Another theory is that journalists inspired a terser style. The newspaper industry grew throughout the 19th century and they saved money when they used fewer words. Many great American writers like Twain, Whitman, Hemingway, and Steinbeck were journalists and influenced by newspaper style. There are whole grammatical structures like the appositive noun phrase (the part set off by commas in “Mr. Smith, a Manhattan accountant, said…”) that are associated with newspapers and clearly have brevity in mind.
Another theory has to do with a transition from reading aloud to reading silently. Reading texts aloud to a group continued as a social practice into the Victorian era, and illiterates would even pay to listen to readings of Dickens. Works written up to this period would have often been written with listeners in mind. An interesting 2008 paper discusses how Dickens in particular uses punctuation and other markers to help orators read his novels. But eventually it became most common to read silently and one consequence was that punctuation became standardized on syntactic (i.e. grammatical) rather than prosodic grounds. I’m not sure if it follows that sentence lengths would also go down. Spoken language is surprisingly complex and actually contains more subordinate clauses than professional/academic writing. For example, I found some transcripts of interviews from Brandon Sanderson—a popular fantasy author whose Stormlight Archive series averages only 9 words per sentence—and measured his extemporaneous speech at ~20 words per sentence (and that includes a bunch of short sentences like “Yeah” or “I don’t know”).
The simplest theory is just that shorter sentences reflect better writing. When you see those ratings of a text’s reading difficulty in terms of a 4th-grade reading level or 10th-grade reading level and so on, those ratings are based on the Flesh-Kincaid readability score, which is just a weighted sum of the text’s words-per-sentence and syllables-per-word measures. A decrease of one grade level in readability thus comes from ~10 additional words per sentence or ~0.11 additional syllables per word. Studies invariably show that sentences with fewer words are easier for readers to understand quickly.
Others have suggested this for a long time; in one of the earliest analyses of sentence length, Lucius Sherman in Analytics of Literature (1893) wrote that the “heaviness” of sentences also decreased over time as sentence lengths decreased, and that “Elizabeth writers “are prevailingly either crabbed or heavy … ordinary modern prose, on the other hand, is clear, and almost as effective to the understanding as oral speech.”

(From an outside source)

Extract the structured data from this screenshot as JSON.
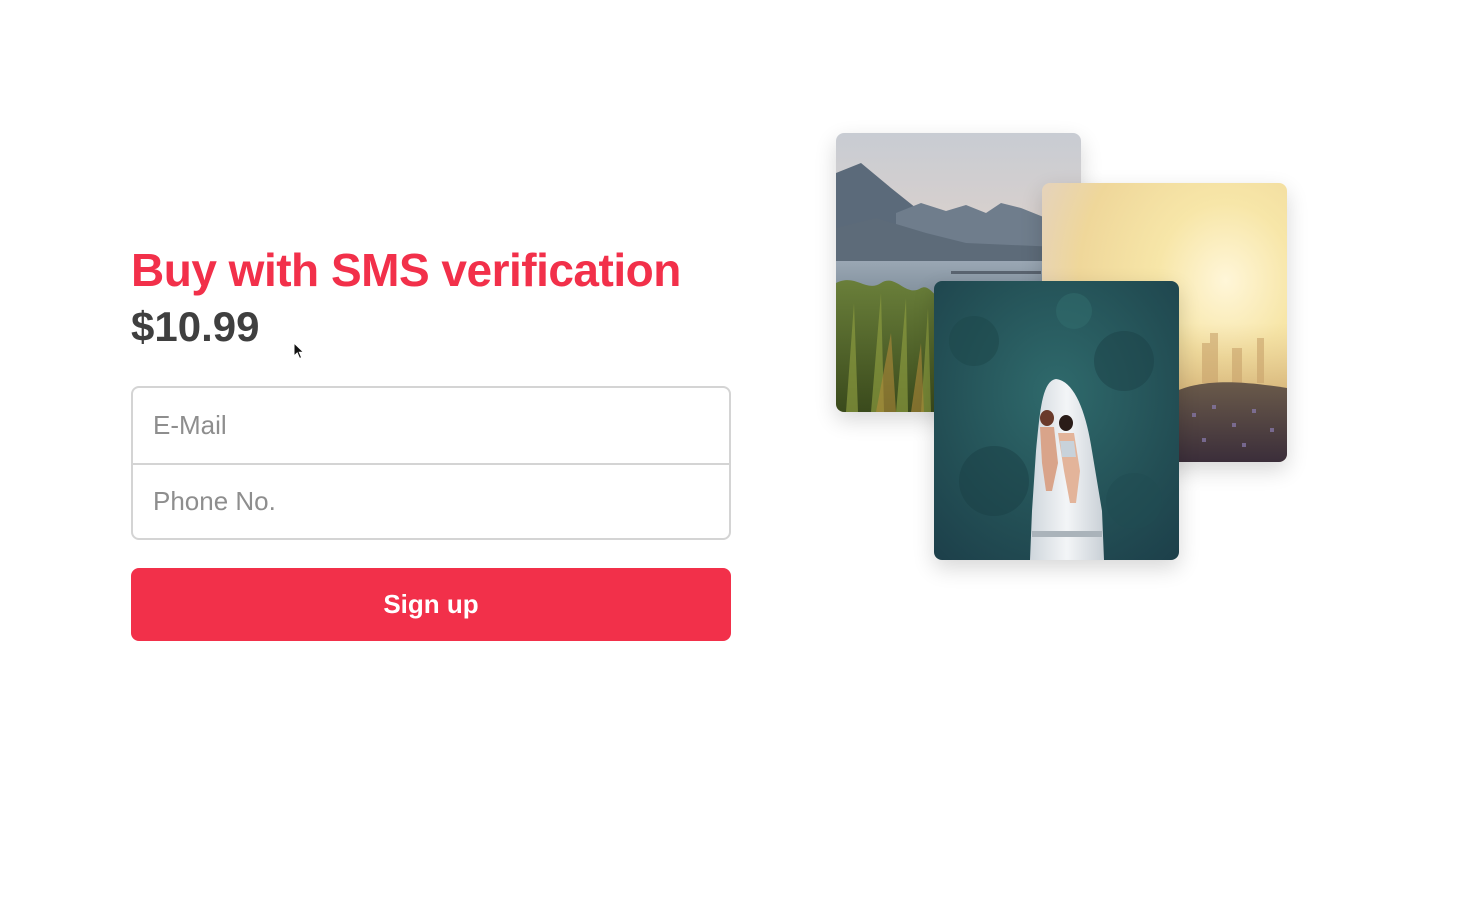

Part of this was because older writers affected a Latinate style. The “periodic sentence,” which saves the main clause for the end after multiple dependent clauses are presented first, was common and exemplified in the extreme by writers like Samuel Johnson and Henry James. Consider the Stuart Little quote at the top: the main clause “Stuart stopped to get a drink of sarsaparilla” is preceded by a prepositional phrase “in the loveliest town of all” and four lengthy dependent clauses starting with “where.” This Latinate style included a preference for hypotaxis (connecting clauses with conjunctions or relative pronouns) over parataxis (presenting clauses sequentially without subordination):
It seems like the improved-readability effect provides most of the explanation. As more readers appeared and read more often (and read silently), selective pressure increased for styles that could be read and understood quickly. The telegraph and newspapers encouraged brevity as well. In principle, you could imagine that the Internet would have enabled a wordier style because it removed the financial costs of physically printing more words, but any effect like that hasn’t overcome the other trends.